Wolfgang Schlumberger, CEO of EUROIMMUN, remarked, "This proposed transaction is highly valuable for both parties as the respective product lines are to a large extent complementary. The cooperation of our global distribution channels, the expansion of the immunoassay portfolio in closely related indication fields and IDS’s fully automated random access chemiluminescence platform strengthens our presence in immunodiagnostics. Our customers will benefit from a broader range of assays and laboratory diagnostic workflows. We are excited about these new opportunities and we look forward to welcoming Immunodiagnostic Systems into the PerkinElmer family following the completion of the transaction."

Headquartered in Boldon, the United Kingdom, IDS is a leading in-vitro diagnostic solution provider to the clinical laboratory market. IDS develops, manufactures, and markets innovative immunoassays and automated immunoanalyzer technologies to provide improved diagnostic outcomes for patients. IDS’s immunoassay portfolio is a combination of an endocrinology specialty testing menu and assay panels in complementary fields. IDS has approximately 300 global employees.
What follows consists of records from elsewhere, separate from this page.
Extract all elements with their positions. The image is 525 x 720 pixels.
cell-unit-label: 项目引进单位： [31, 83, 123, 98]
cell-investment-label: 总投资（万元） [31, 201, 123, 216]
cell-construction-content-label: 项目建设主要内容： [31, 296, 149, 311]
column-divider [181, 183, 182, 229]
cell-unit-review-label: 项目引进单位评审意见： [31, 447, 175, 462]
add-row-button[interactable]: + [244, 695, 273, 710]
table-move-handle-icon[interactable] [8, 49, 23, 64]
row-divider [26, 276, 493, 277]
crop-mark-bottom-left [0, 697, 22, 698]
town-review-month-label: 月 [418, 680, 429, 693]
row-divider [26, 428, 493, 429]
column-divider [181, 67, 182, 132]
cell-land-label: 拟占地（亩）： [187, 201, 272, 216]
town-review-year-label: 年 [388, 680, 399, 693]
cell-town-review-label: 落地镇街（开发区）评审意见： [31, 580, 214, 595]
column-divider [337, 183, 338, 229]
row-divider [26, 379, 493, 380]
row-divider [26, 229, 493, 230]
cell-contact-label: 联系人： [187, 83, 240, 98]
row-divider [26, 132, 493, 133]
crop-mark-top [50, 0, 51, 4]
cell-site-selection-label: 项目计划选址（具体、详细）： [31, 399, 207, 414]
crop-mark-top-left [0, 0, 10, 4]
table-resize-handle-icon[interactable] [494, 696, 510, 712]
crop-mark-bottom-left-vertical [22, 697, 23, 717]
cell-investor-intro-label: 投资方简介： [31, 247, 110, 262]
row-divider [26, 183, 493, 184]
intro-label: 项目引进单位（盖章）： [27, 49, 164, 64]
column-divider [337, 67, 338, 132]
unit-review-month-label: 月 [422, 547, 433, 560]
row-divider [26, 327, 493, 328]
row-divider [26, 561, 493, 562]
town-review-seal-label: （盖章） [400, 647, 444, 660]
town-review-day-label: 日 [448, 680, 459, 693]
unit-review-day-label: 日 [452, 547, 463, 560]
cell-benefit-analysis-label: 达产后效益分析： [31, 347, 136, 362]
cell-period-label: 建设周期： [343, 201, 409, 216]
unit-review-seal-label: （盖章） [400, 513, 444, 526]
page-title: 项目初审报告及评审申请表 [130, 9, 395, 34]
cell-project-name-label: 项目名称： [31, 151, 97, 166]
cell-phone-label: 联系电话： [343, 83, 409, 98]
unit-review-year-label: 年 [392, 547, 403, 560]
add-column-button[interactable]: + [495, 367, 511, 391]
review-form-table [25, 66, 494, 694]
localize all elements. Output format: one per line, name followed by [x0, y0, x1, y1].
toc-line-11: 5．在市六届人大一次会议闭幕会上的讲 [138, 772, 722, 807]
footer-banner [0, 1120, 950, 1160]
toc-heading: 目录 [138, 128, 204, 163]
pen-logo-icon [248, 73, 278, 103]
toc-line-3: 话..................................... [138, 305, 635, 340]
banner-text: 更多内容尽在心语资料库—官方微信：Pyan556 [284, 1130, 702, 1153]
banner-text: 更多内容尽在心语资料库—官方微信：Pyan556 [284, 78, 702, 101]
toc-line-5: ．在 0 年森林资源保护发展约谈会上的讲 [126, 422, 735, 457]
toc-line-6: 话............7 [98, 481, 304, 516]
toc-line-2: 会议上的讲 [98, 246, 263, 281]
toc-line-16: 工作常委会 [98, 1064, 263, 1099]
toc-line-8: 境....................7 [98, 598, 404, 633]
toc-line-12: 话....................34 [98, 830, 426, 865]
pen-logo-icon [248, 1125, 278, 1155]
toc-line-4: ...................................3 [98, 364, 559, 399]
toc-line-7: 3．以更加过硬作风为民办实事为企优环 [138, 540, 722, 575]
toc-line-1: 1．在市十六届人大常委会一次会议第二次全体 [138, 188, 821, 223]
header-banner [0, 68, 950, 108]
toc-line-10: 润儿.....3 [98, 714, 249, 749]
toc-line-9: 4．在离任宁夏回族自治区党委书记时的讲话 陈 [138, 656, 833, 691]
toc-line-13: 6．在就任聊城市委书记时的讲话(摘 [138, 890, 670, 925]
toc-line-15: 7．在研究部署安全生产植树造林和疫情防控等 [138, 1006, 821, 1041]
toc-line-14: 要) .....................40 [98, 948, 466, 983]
PerkinElmer’s comprehensive global diagnostics portfolio includes solutions focused on: reproductive health; autoimmune, infectious disease and allergy testing; gene analyses; and genomics offerings for oncology and other molecular tests through its wide range of instruments, reagents, assay platforms and software offerings.

In terms of financial impact, PerkinElmer expects the acquisition to be modestly accretive to non-GAAP earnings in year-one following the close, and PerkinElmer forecasts IDS’s business to be attractively positioned in markets that are projected to grow at a compound annual growth rate of high-single digits over the next few years.